When a mysterious oblong box arrives in backwater Dead Lakes, Florida, its contents complicate things for Ella. It isn’t easy, but Ella Wallace is doing the best she can; she runs the family commissary and takes care of her three sons, Samuel, Keaton and Macon. Her husband Harlan, a gambler and opium addict, has run off and abandoned them, but not before losing her family land to the town bully, Clive Gillespie.
Clive wants Ella—always has—though he will settle for the town’s crazy girl in a pinch. Sixteen year old Ruby wears a red sequined turban and treats the town’s occupants to a one woman parade every Friday (and don’t you dare argue with her if it isn’t Friday) complete with high-stepping, and a pumping baton that is slightly dangerous to bystanders. When Harlan forged his wife’s signature and lost Ella’s land to Clive he set his wife squarely down in the path of both Clive’s ambition, and his long thwarted lust. Aided by Narissa, a Native American woman who just arrived one day and never left, and Lanier, a cousin to her missing husband, Ella battles Clive for possession of the land she cannot give up.
Clive has big plans for the land, home to a magical spring that is still visited by locals who believe the waters can heal. He lures a famous evangelical preacher (Hear me now!) and the preacher’s sickly wife to Dead Lakes with dreams of building ‘Eden’, a money making center of enlightenment and healing. But to make that happen Clive must first vanquish Ella, and that proves more difficult than he thought it would be. Turns out it requires hired thugs.
Man in the Blue Moon explores topics of spiritual healing, addiction, greed, gossip, faithfulness and the lust for power. Particularly enjoyable are the sly wit behind the conversation during a breakfast shared by Myer Simpson, the Reverend Simpson and the local school teacher. And the depiction of Clive as a small man who will do anything to get what he wants.
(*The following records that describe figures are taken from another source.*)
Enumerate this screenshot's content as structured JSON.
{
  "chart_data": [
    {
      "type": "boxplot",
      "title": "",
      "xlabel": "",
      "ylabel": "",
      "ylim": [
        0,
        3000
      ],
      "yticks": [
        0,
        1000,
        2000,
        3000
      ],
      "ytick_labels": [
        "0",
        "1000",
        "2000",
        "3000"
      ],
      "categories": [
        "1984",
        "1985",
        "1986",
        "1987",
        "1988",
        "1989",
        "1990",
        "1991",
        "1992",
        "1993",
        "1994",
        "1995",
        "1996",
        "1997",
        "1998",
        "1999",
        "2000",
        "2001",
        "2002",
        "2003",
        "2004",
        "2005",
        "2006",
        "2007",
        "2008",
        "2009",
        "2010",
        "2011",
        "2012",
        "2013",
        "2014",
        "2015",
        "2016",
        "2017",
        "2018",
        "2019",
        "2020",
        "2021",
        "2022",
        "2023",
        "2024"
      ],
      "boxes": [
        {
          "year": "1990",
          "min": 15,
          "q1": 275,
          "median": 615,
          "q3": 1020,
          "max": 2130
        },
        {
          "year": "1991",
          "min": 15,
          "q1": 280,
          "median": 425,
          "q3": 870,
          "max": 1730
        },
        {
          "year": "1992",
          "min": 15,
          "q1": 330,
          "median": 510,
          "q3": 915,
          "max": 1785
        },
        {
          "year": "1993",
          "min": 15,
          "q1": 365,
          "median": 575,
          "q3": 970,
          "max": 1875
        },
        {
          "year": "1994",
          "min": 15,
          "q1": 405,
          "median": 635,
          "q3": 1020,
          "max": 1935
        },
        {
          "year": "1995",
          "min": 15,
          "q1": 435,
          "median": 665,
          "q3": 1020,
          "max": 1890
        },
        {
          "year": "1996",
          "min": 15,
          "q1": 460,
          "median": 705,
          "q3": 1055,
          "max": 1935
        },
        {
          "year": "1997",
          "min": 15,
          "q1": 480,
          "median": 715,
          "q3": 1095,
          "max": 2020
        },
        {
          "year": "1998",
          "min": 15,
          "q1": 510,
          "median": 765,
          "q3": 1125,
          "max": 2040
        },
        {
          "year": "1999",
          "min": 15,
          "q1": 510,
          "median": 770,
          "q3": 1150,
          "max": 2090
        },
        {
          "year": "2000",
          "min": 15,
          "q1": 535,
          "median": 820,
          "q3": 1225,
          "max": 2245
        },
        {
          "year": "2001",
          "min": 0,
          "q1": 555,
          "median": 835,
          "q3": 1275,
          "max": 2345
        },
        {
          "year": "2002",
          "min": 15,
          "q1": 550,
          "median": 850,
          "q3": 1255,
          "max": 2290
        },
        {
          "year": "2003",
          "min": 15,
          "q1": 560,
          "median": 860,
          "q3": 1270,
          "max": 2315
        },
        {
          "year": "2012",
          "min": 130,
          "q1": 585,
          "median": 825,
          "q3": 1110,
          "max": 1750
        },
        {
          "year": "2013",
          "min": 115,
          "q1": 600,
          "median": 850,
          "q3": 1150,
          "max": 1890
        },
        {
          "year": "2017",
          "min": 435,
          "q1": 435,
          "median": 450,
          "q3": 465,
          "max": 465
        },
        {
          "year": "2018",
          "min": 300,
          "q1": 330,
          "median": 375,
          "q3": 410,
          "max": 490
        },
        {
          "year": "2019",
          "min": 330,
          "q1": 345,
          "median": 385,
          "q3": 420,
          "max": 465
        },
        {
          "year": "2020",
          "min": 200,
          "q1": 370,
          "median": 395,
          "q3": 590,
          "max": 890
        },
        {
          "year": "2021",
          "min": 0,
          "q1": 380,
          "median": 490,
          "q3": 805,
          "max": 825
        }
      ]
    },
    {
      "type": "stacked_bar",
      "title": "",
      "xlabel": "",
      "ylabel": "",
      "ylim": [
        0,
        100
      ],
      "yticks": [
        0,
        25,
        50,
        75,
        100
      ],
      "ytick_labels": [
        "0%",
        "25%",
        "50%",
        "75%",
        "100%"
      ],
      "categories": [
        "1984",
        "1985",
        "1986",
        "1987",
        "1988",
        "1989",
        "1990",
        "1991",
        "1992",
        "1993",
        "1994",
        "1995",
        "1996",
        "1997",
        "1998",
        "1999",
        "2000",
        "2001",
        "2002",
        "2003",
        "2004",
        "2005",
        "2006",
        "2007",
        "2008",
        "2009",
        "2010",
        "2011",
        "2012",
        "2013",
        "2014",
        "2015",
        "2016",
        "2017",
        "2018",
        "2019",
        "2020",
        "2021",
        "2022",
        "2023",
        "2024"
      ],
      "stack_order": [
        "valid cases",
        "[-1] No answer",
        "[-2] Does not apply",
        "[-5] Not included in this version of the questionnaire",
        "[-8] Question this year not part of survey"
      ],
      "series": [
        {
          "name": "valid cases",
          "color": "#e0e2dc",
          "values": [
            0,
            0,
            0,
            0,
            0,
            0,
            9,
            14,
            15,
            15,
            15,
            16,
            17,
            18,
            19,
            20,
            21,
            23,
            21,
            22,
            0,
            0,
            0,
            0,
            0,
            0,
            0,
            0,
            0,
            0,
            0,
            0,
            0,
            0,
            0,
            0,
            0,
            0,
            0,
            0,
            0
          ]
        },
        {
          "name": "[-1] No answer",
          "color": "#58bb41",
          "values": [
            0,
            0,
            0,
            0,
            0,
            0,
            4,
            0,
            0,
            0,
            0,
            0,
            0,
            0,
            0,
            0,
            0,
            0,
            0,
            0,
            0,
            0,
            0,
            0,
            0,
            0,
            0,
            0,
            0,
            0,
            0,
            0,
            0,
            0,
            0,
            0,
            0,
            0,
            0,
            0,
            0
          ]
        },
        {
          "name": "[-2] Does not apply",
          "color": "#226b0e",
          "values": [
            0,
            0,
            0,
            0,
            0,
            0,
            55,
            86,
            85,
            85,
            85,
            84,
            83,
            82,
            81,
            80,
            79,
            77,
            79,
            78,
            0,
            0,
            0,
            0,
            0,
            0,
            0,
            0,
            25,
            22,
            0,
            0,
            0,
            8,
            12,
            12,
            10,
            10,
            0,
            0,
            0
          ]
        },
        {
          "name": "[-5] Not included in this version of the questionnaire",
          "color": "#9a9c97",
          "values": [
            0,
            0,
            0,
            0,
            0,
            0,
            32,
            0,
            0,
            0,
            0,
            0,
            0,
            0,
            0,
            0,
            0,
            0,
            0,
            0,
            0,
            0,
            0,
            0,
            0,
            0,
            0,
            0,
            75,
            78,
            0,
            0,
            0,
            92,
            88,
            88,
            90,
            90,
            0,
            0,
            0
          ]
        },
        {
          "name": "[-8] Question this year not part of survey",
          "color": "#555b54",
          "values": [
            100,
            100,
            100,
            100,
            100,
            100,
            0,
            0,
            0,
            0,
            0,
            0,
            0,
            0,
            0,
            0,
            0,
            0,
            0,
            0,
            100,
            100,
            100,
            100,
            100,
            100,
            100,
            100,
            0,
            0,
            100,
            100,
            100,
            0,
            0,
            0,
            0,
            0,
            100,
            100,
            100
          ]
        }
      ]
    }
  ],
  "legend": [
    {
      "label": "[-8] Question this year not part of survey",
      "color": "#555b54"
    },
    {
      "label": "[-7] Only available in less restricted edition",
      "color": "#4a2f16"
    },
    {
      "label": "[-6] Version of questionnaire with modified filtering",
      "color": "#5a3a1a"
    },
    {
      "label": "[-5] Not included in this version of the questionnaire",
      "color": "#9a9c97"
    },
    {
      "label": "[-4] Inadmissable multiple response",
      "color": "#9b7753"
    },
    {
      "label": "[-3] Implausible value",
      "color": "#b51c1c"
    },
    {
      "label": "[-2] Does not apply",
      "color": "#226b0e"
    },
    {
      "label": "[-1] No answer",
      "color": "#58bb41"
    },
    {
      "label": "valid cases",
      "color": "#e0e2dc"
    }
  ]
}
In the character of Clive, Morris’s writing is at times chilling in its portrayal of a malevolence made doubly horrifying by its easy believability and its complete lack of conscience.
In an escalating battle that will leave three of the main characters dead, Michael Morris’s Man in the Blue Moon delivers a beautifully depicted tale of the struggle between good and evil that lingers in the imagination long after closing the book.